Ilori Titilayo O, Sun Ro Young, Kong So Yeon, Gutierrez Orlando M, Ojo Akinlolu O, Judd Suzanne E, Narayan K M Venkat, Goodman Michael, Plantinga Laura, McClellan William
Emory University School of Medicine, Atlanta, Georgia.
Am J Nephrol. 2015;42(4):320-7. doi: 10.1159/000441623. Epub 2015 Nov 17.
The oxidative balance score (OBS) is a composite estimate of the overall pro- and antioxidant exposure status in an individual. The aim of this study was to determine the association between OBS and renal disease.
Using the Reasons for Geographic and Racial Differences in Stroke cohort study, OBS was calculated by combining 13 a priori-defined pro- and antioxidant factors by using baseline dietary and lifestyle assessment. OBS was divided into quartiles (Q1-Q4) with the lowest quartile, Q1 (predominance of pro-oxidants), as the reference. Multivariable logistic regression and Cox proportional hazards models were used to estimate adjusted ORs for albuminuria defined as urine albumin/creatinine ratio (ACR)>30 mg/g, macroalbuminuria defined as ACR>300 mg/g and chronic kidney disease (CKD) defined as estimated glomerular filtration rate<60 ml/min/1.73 m2 according to the Chronic Kidney Disease Epidemiology Collaboration and hazards ratios for end-stage renal disease (ESRD), respectively.
Of the 19,461 participants analyzed, 12.9% had albuminuria and 10.1% had CKD at baseline; over a median follow-up of 3.5 years (range 2.14-4.32 years), 0.46% developed ESRD. Higher OBS quartiles were associated with lower prevalence of CKD (OR vs. Q1: Q2=0.93 [95% CI 0.80-1.08]; Q3=0.90 [95% CI 0.77-1.04] and Q4=0.79 [95% CI 0.67-0.92], p for trend<.01).
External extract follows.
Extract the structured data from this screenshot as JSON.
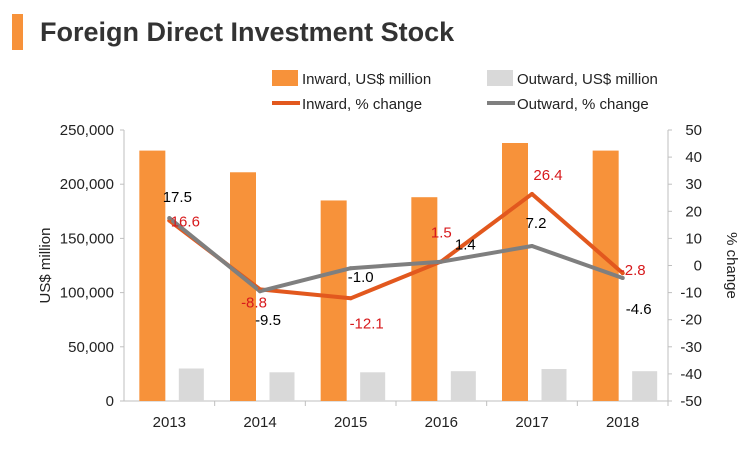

The associations between OBS and albuminuria (p for trend 0.31) and incident ESRD (p for trend 0.56) were not significant in the fully adjusted models.
These findings suggest that higher OBS is associated with lower prevalence of CKD. Lack of association with ESRD incidence in the multivariable analyses indicates that temporal relation between OBS and renal damage remains unclear.
氧化平衡评分(OBS)是对个体整体促氧化剂和抗氧化剂暴露状态的综合评估。本研究的目的是确定OBS与肾脏疾病之间的关联。
利用中风地理和种族差异原因队列研究,通过使用基线饮食和生活方式评估,将13个预先定义的促氧化剂和抗氧化剂因素相结合来计算OBS。OBS被分为四分位数(Q1-Q4),以最低四分位数Q1(促氧化剂占优势)作为参考。多变量逻辑回归和Cox比例风险模型分别用于估计根据慢性肾脏病流行病学协作组定义的蛋白尿(定义为尿白蛋白/肌酐比值[ACR]>30mg/g)、大量蛋白尿(定义为ACR>300mg/g)和慢性肾脏病(CKD,定义为估计肾小球滤过率<60ml/min/1.73m²)的调整后比值比(OR)以及终末期肾病(ESRD)的风险比。
在分析的19461名参与者中,12.9%在基线时有蛋白尿,10.1%有CKD;在中位随访3.5年(范围2.14 - 4.32年)期间,0.46%发展为ESRD。较高的OBS四分位数与较低的CKD患病率相关(与Q1相比的OR:Q2 = 0.93 [95%CI 0.80 - 1.08];Q3 = 0.90 [95%CI 0.77 - 1.04],Q4 = 0.79 [95%CI 0.67 - 0.92],趋势p<.01)。在完全调整模型中,OBS与蛋白尿(趋势p 0.31)和新发ESRD(趋势p 0.56)之间的关联不显著。
这些发现表明较高的OBS与较低的CKD患病率相关。多变量分析中与ESRD发病率缺乏关联表明OBS与肾脏损伤之间的时间关系仍不清楚。